# E350 from Ca,,,auger question you asked me about yt624 auger



## chaulky45 (Jan 23, 2014)

E350, in response to your question about the augers sticking out in front of the bucket, the answer is yes, here's a few pics, however with the Honda Bucket extension from Cormier Equipment, yes that part does fit theYTt624s with a bit of drilling and use the bolts that come with the kit, verses the Hondas, the Hondas all ready have the holes there for it, just install the bolts that come with the extension,the extension and drift cutter bars normally will bring up before she will hit something but still have to be care full anyway, heres a few pics


----------



## chaulky45 (Jan 23, 2014)

For some reason I am unable to upload pics, not sure why, never had this problem before


----------



## E350 (Apr 21, 2015)

*chaulky45*: Thanks for the pics. My curiousity was spurred by *McRockFish*'s complaint about the augers sticking out past the auger housing on the new Honda models HSS1332TA or HSS928TA. (I am very interested in snow blower design because I hope to rebuild and expand the Kimpex 48" ATV snow blower.) 

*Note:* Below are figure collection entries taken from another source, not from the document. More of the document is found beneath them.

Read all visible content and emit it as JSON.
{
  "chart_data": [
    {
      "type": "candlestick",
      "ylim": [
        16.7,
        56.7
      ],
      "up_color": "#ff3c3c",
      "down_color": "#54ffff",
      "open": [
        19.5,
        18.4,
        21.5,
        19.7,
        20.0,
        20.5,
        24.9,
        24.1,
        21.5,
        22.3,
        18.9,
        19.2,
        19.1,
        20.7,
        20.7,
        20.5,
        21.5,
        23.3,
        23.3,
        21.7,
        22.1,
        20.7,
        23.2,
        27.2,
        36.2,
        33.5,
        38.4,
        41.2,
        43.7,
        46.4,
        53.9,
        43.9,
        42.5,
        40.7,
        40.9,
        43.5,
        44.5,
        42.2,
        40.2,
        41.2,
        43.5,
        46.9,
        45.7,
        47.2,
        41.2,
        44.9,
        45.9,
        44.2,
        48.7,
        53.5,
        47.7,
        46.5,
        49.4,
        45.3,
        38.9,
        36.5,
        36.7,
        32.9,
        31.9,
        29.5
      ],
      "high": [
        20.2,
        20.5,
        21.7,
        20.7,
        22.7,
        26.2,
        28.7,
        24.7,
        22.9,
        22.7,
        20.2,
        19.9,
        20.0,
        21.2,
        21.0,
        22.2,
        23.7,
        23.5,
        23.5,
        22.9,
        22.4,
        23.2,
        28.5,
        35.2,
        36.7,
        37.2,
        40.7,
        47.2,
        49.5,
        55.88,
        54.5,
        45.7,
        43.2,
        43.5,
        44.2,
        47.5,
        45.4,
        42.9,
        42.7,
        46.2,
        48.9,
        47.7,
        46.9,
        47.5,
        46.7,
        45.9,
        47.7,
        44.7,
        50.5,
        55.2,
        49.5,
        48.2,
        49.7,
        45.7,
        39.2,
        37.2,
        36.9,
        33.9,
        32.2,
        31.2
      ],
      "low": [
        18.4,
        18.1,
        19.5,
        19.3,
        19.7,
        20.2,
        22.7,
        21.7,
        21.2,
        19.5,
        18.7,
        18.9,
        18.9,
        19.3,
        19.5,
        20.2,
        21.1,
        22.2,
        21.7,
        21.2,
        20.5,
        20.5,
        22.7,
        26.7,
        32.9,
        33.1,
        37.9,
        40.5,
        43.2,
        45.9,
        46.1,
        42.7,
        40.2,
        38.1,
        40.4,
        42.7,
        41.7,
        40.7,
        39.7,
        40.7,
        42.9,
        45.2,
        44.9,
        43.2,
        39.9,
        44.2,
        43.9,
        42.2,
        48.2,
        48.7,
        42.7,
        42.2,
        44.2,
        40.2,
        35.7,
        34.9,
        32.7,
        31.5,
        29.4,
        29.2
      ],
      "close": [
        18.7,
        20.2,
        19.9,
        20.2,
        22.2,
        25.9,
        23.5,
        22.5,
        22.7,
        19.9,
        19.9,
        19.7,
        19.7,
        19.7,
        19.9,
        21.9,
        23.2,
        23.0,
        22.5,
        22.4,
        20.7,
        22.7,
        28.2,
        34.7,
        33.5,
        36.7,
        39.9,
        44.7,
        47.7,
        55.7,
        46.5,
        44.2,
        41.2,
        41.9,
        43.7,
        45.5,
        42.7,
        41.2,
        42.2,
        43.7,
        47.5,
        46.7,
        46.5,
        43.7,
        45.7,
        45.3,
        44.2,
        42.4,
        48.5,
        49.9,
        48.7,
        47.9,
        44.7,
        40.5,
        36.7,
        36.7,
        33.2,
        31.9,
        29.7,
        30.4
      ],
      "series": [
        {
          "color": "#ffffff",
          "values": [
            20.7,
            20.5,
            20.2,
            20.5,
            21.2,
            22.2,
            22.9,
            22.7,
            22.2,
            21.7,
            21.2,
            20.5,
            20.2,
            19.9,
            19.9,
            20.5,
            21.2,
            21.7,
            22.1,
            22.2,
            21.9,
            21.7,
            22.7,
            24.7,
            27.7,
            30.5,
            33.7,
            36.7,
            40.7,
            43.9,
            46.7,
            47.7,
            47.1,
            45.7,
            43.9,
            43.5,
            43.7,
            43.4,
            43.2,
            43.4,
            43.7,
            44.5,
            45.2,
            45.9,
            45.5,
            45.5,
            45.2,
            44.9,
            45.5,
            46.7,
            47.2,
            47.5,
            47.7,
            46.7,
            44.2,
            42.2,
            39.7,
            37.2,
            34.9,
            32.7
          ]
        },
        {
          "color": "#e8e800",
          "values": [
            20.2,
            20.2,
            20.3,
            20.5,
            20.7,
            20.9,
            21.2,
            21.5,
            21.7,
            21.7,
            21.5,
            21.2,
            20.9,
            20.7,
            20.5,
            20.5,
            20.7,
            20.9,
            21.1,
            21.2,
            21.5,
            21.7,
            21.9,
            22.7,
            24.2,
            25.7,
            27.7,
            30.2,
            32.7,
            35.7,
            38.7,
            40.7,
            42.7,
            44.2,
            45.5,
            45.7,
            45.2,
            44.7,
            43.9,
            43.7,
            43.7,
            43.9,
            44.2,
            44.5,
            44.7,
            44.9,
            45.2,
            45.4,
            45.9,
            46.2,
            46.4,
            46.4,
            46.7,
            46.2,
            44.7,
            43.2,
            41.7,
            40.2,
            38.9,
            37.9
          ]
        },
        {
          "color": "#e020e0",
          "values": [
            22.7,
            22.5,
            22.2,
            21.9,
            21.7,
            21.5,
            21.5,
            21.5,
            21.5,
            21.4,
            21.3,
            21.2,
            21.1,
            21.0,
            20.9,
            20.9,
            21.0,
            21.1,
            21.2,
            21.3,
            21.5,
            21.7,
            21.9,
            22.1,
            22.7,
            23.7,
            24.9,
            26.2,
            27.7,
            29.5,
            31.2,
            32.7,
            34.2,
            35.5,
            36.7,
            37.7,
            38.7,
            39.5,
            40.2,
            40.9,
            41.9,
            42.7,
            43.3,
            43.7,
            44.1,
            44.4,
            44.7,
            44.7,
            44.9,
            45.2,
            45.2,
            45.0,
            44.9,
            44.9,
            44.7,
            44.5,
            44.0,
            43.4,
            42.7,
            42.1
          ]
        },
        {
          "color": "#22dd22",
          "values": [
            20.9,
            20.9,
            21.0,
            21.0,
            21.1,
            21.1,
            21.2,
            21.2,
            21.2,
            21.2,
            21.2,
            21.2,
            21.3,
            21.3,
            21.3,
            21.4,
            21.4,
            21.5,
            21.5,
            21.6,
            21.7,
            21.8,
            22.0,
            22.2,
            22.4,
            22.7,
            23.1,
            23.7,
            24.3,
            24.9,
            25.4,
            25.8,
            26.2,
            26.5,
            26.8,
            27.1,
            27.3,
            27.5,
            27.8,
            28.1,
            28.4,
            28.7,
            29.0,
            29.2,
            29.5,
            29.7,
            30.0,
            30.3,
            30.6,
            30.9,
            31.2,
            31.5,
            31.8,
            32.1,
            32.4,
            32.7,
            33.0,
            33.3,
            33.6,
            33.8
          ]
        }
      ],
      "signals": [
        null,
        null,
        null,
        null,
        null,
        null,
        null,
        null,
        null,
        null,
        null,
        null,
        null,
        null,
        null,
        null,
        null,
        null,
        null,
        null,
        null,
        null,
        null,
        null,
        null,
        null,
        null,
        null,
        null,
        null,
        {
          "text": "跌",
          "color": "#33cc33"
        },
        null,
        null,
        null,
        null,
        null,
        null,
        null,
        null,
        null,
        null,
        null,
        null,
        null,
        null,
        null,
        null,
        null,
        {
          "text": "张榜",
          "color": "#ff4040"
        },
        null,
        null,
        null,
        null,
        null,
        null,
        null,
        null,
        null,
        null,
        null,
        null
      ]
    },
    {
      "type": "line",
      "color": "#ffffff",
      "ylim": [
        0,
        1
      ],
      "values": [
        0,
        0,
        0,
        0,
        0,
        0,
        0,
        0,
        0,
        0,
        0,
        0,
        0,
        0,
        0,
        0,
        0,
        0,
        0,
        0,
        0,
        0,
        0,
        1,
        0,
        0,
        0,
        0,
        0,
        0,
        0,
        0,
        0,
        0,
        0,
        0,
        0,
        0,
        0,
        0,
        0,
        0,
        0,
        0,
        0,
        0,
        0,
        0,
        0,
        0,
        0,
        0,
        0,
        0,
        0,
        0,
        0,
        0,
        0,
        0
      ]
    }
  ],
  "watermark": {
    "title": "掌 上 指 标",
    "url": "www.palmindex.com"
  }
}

I am glad you started this thread. I was too tired to take pictures this weekend of my older model Honda HS1132TA, but I am pretty sure that the augers also stick out past the housing as well. (Because I mistakenly ate up part of my wooden deck railing this weekend...)

Probably only a guy would say this about a snowblower:

Your Yamaha is a beautiful blue up against a snowbank! If you are going to work hours with a tool, it might as well be pretty. (Yamaha's Superjet is similarly a very pretty ski.) 

I am very happy with my HS1132TA for what it is - an older model. It does what I need. Yes, I want to add electric chute rotation and taller handles and more power. And although I have never stalled the engine at EOD, I have come really close. So, I won't install your auger housing extension (at EOD I undercut the bank with snow falling on the top of the auger housing) until after I upgrade the engine to the Honda 13HP. Thursday, I blew new snow from 12 midnight to 3:22 am to be able to drive up the driveway, park and Y-turn. Of course, I would like to demo the new Honda HSS1332 track model and the comparable new Yamaha model. Because we all appreciate well designed machines. But realistically, the HS1132TA I have now is simply a great machine, and with appropriate maintenance will likely serve me well for years to come.


----------



## chaulky45 (Jan 23, 2014)

*Thanks*



E350 said:


> *chaulky45*: Thanks for the pics. My curiousity was spurred by *McRockFish*'s complaint about the augers sticking out past the auger housing on the new Honda models HSS1332TA or HSS928TA. (I am very interested in snow blower design because I hope to rebuild and expand the Kimpex 48" ATV snow blower.)
> 
> I am glad you started this thread. I was too tired to take pictures this weekend of my older model Honda HS1132TA, but I am pretty sure that the augers also stick out past the housing as well. (Because I mistakenly ate up part of my wooden deck railing this weekend...)
> 
> ...


Yes Thanks, yeah its a nice little machine and different looking then the rest here where I live, only 2 others besides mine here,mines different then the the rest I'm just into dressing the blowers up different then the rest the same as I did with all my Honda's, lot of people stop by to see what it is when I'm out blowing snow with it, I live on a busy main st where a 1000 plus cars a day go back and forth, most people are used to seeing my other blowers I had and sold in different size honda's in last few years now they are seeing a Blue Blower instead of the the common red Honda's,so at a glimpse when driving by they don't know what type of blower it is till they stop and look, as for the augers stuck out a bit on these Yamaha's and the Honda's too I think the reason is to cut into the snow faster verses the augers being inside further before they start chopping the snow, I could be wrong


----------